La NATO, oggi più che mai
Qualche anno, mi era capitato di leggere una nota in cui il mio stimatissimo collega Sergio Romano sosteneva sul Corriere che la NATO era ormai un ferrovecchio e che andava disciolta. Scrissi, in risposta, che abolire con un tratto di penna l’istituzione che aveva assicurato per 40 anni la sicurezza dell’Europa sarebbe stato un errore gigantesco.
A quel momento la Russia non pareva una minaccia (l’ho letto anche in qualche opinione di “politologhi” americani, oltre che nella propaganda di Donald Trump, del quale, tra parentesi, le testimonianze che si accumulano davanti al Comitato del Congresso che investiga gli eventi del 6 gennaio 2021 mettono a nudo la sua pericolosa follia). Io però ricordavo e ricorderò sempre le parole di Lech Walesa, quando ammonì il Consiglio della NATO che la Russia, in quel momento indebolita, si era ritirata nella sua tana, ma che, una volta sanate le sue ferite, sarebbe tornato ad “azzannare” i suoi vicini.
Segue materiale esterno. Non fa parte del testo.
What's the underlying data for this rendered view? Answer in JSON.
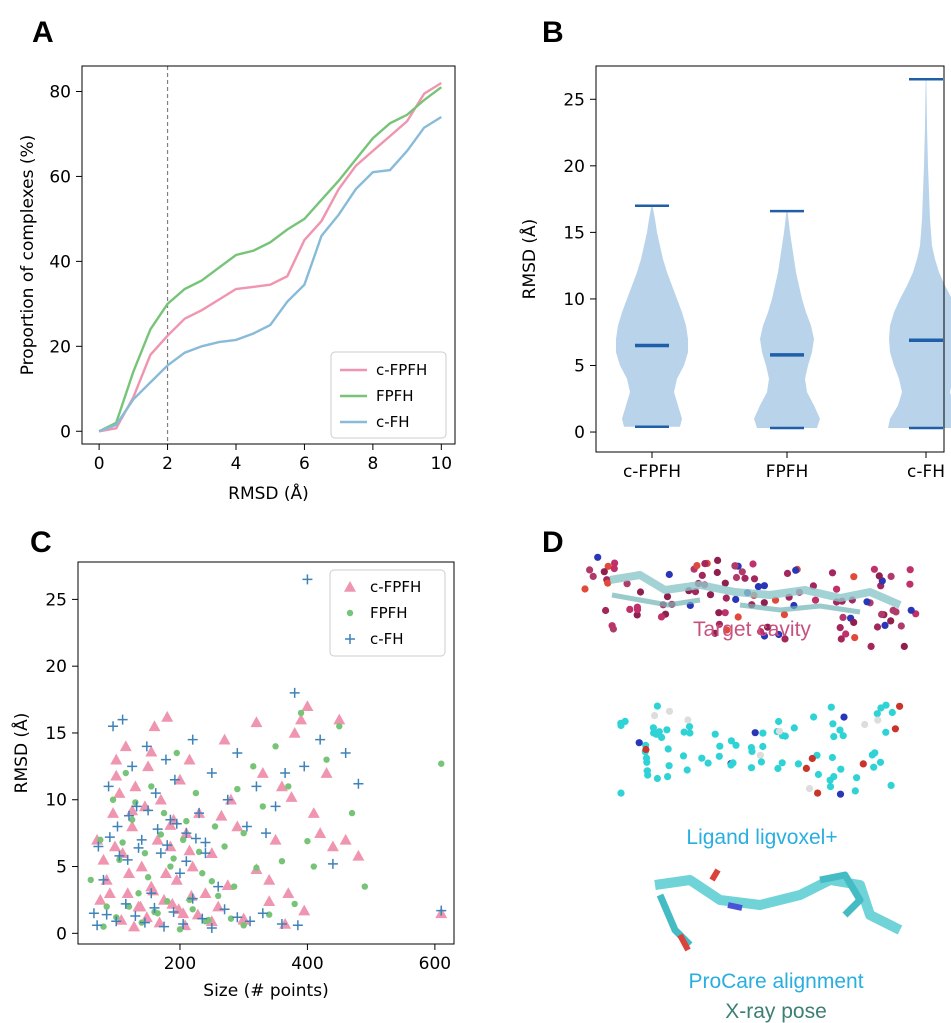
{
  "panels": {
    "a": "A",
    "b": "B",
    "c": "C",
    "d": "D"
  },
  "colors": {
    "c_fpfh": "#f095b0",
    "fpfh": "#77c478",
    "c_fh": "#88bbd8",
    "violin": "#b9d3ea",
    "violin_line": "#1f5fa8",
    "c_fh_marker": "#3f82b8",
    "cavity": "#c8527e",
    "ligand": "#29aee0",
    "procare": "#29aee0",
    "xray": "#3d7f74"
  },
  "chart_data": [
    {
      "type": "line",
      "panel": "A",
      "xlabel": "RMSD (Å)",
      "ylabel": "Proportion of complexes (%)",
      "xlim": [
        -0.5,
        10.4
      ],
      "ylim": [
        -3,
        86
      ],
      "xticks": [
        0,
        2,
        4,
        6,
        8,
        10
      ],
      "yticks": [
        0,
        20,
        40,
        60,
        80
      ],
      "vline_x": 2,
      "legend_position": "lower-right",
      "x": [
        0,
        0.5,
        1,
        1.5,
        2,
        2.5,
        3,
        3.5,
        4,
        4.5,
        5,
        5.5,
        6,
        6.5,
        7,
        7.5,
        8,
        8.5,
        9,
        9.5,
        10
      ],
      "series": [
        {
          "name": "c-FPFH",
          "color": "#f095b0",
          "values": [
            0,
            0.7,
            8,
            18,
            22.5,
            26.5,
            28.5,
            31,
            33.5,
            34,
            34.5,
            36.5,
            45,
            49.5,
            57,
            62.5,
            66,
            69.5,
            73,
            79.5,
            82
          ]
        },
        {
          "name": "FPFH",
          "color": "#77c478",
          "values": [
            0,
            2,
            14,
            24,
            30,
            33.5,
            35.5,
            38.5,
            41.5,
            42.5,
            44.5,
            47.5,
            50,
            54.5,
            59,
            64,
            69,
            72.5,
            74.5,
            78,
            81
          ]
        },
        {
          "name": "c-FH",
          "color": "#88bbd8",
          "values": [
            0,
            1.5,
            7.5,
            11.5,
            15.5,
            18.5,
            20,
            21,
            21.5,
            23,
            25,
            30.5,
            34.5,
            46,
            51,
            57,
            61,
            61.5,
            66,
            71.5,
            74
          ]
        }
      ]
    },
    {
      "type": "violin",
      "panel": "B",
      "ylabel": "RMSD (Å)",
      "ylim": [
        -1.5,
        27.5
      ],
      "yticks": [
        0,
        5,
        10,
        15,
        20,
        25
      ],
      "categories": [
        "c-FPFH",
        "FPFH",
        "c-FH"
      ],
      "series": [
        {
          "name": "c-FPFH",
          "min": 0.4,
          "max": 17.0,
          "median": 6.5
        },
        {
          "name": "FPFH",
          "min": 0.3,
          "max": 16.6,
          "median": 5.8
        },
        {
          "name": "c-FH",
          "min": 0.3,
          "max": 26.5,
          "median": 6.9
        }
      ]
    },
    {
      "type": "scatter",
      "panel": "C",
      "xlabel": "Size (# points)",
      "ylabel": "RMSD (Å)",
      "xlim": [
        40,
        630
      ],
      "ylim": [
        -0.8,
        27.8
      ],
      "xticks": [
        200,
        400,
        600
      ],
      "yticks": [
        0,
        5,
        10,
        15,
        20,
        25
      ],
      "legend_position": "upper-right",
      "series": [
        {
          "name": "c-FPFH",
          "marker": "triangle",
          "color": "#f095b0",
          "x": [
            70,
            80,
            90,
            95,
            100,
            105,
            110,
            115,
            120,
            125,
            130,
            135,
            140,
            145,
            150,
            155,
            160,
            165,
            170,
            175,
            180,
            185,
            190,
            195,
            200,
            205,
            210,
            215,
            220,
            230,
            240,
            250,
            260,
            270,
            280,
            290,
            300,
            320,
            330,
            340,
            350,
            360,
            370,
            380,
            390,
            400,
            410,
            420,
            430,
            440,
            450,
            460,
            480,
            610,
            75,
            85,
            98,
            108,
            118,
            128,
            138,
            148,
            158,
            168,
            178,
            188,
            198,
            208,
            218,
            228,
            250,
            275,
            300,
            340,
            365,
            395,
            100,
            125,
            155,
            185,
            215,
            265,
            320,
            375
          ],
          "y": [
            7,
            5.5,
            3,
            9,
            13,
            10.5,
            6,
            14,
            4.5,
            8,
            11,
            2,
            5,
            9.5,
            12.5,
            3.5,
            15.5,
            7,
            10,
            2.5,
            16.2,
            6.5,
            8.5,
            4,
            11.5,
            1.5,
            7.5,
            13,
            5,
            9,
            3,
            6,
            2,
            14.5,
            10,
            8,
            1,
            15.8,
            12,
            4,
            7,
            11,
            3,
            15,
            16,
            17,
            9,
            7.5,
            12,
            6.5,
            16,
            7,
            5.8,
            1.5,
            2.5,
            4,
            6.5,
            1,
            3,
            0.5,
            2,
            1.2,
            3.2,
            0.8,
            4.5,
            2.2,
            1.8,
            0.6,
            2.8,
            1.4,
            0.9,
            3.6,
            1.1,
            2.4,
            0.7,
            1.7,
            11.8,
            9.2,
            13.6,
            8.1,
            6.2,
            8.8,
            4.8,
            10.2
          ]
        },
        {
          "name": "FPFH",
          "color": "#77c478",
          "marker": "circle",
          "x": [
            60,
            75,
            85,
            95,
            105,
            115,
            125,
            135,
            145,
            155,
            165,
            175,
            185,
            195,
            205,
            215,
            225,
            235,
            245,
            255,
            270,
            285,
            300,
            315,
            330,
            350,
            370,
            390,
            410,
            430,
            450,
            470,
            490,
            610,
            80,
            100,
            120,
            140,
            160,
            180,
            200,
            220,
            240,
            260,
            280,
            300,
            340,
            380,
            110,
            130,
            150,
            170,
            190,
            210,
            230,
            250,
            290,
            320,
            360,
            400
          ],
          "y": [
            4,
            7,
            2,
            10,
            5.5,
            12,
            8.5,
            3,
            6,
            11,
            1.5,
            9,
            5,
            13.5,
            7,
            2.5,
            10.5,
            4.5,
            1,
            8,
            6.5,
            3.5,
            7.5,
            12.5,
            9.5,
            14,
            11,
            16.5,
            5,
            13,
            15.5,
            9,
            3.5,
            12.7,
            0.5,
            1.2,
            2,
            0.8,
            1.6,
            2.4,
            0.3,
            1.8,
            0.9,
            2.8,
            1.1,
            0.6,
            1.4,
            2.2,
            6.8,
            9.8,
            4.2,
            7.4,
            5.6,
            8.4,
            6.1,
            3.9,
            10.8,
            4.9,
            5.4,
            6.9
          ]
        },
        {
          "name": "c-FH",
          "color": "#3f82b8",
          "marker": "plus",
          "x": [
            65,
            72,
            80,
            88,
            95,
            102,
            110,
            118,
            125,
            132,
            140,
            148,
            155,
            162,
            170,
            178,
            185,
            192,
            200,
            210,
            220,
            230,
            240,
            250,
            260,
            275,
            290,
            305,
            320,
            335,
            350,
            365,
            380,
            395,
            400,
            420,
            440,
            460,
            480,
            610,
            70,
            85,
            100,
            115,
            130,
            145,
            160,
            175,
            190,
            205,
            220,
            235,
            250,
            270,
            290,
            310,
            330,
            360,
            385,
            90,
            105,
            120,
            135,
            150,
            165,
            180,
            195,
            210,
            225,
            240
          ],
          "y": [
            1.5,
            6.5,
            4,
            11,
            15.5,
            8,
            16,
            5.5,
            12.5,
            9.5,
            7,
            14,
            3,
            10.5,
            6,
            13,
            8.5,
            11.5,
            4.5,
            7.5,
            14.5,
            9,
            6,
            12,
            3.5,
            10,
            13.5,
            8,
            11,
            7.5,
            9.5,
            12,
            18,
            12.5,
            26.5,
            14.5,
            5.2,
            13.5,
            11.2,
            1.7,
            0.6,
            1.4,
            0.9,
            2.2,
            1.3,
            0.8,
            1.9,
            0.5,
            1.6,
            0.7,
            2.6,
            1.1,
            0.4,
            1.8,
            1.2,
            0.9,
            1.5,
            0.7,
            0.6,
            7.2,
            5.8,
            8.8,
            6.4,
            9.2,
            7.8,
            6.6,
            8.2,
            5.4,
            7.1,
            6.8
          ]
        }
      ]
    }
  ],
  "panel_d": {
    "labels": {
      "cavity": "Target cavity",
      "ligand": "Ligand ligvoxel+",
      "procare": "ProCare alignment",
      "xray": "X-ray pose"
    }
  }
}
Lo stesso timore animava, oltre alla Polonia, Ungheria, Repubblica Ceca, Slovacchia, Paesi Baltici, Romania, Bulgaria e chiunque altro avesse in passato subito il tallone moscovita.
Ho vissuto in diretta gli anni dell’allargamento dell’Alleanza, ricordo la pressione dei Paesi candidati per essere accettati. Per questo mi indigna leggere qua e là che la NATO ha “accerchiato” la Russia o – come ha detto la più alta autorità religiosa del mondo – ha “provocato” la guerra in Ucraina, abbaiando alle porte della Russia.
I fatti sono purtroppo sotto i nostri occhi: giorno per giorno si dispiega la ferocia moscovita contro l’Ucraina martire, e solo la presenza della NATO, cioè degli Stati Uniti, in Europa può preservare i Paesi che dell’Alleanza fanno parte. La richiesta di adesione di Svezia e Finlandia, paesi a lungo neutrali, rappresenta la più clamorosa conferma della vitalità e dell’attualità della NATO.
In verità, non avevo bisogno della barbara aggressione all’Ucraina per credere nella permanente esigenza di una difesa collettiva, possibile solo nel quadro atlantico. Sarà stato un sesto senso, ma sin da quando ero un ragazzo (e mio padre era relatore al Senato della ratifica del Trattato di Washington che per l’Italia era stato firmato da Degasperi e Sforza), mi sentivo dalla parte giusta della Storia e da questo lato ho militato per tutta la mia carriera, in specie nei dieci anni di lavoro alla NATO.
Torneremo su questi temi a proposito delle conclusioni del vertice alleato di Madrid. Intanto, la mia modesta speranza è che persone dell’intelligenza di Sergio Romano riconoscano il loro errore e magari se ne scusino con i lettori.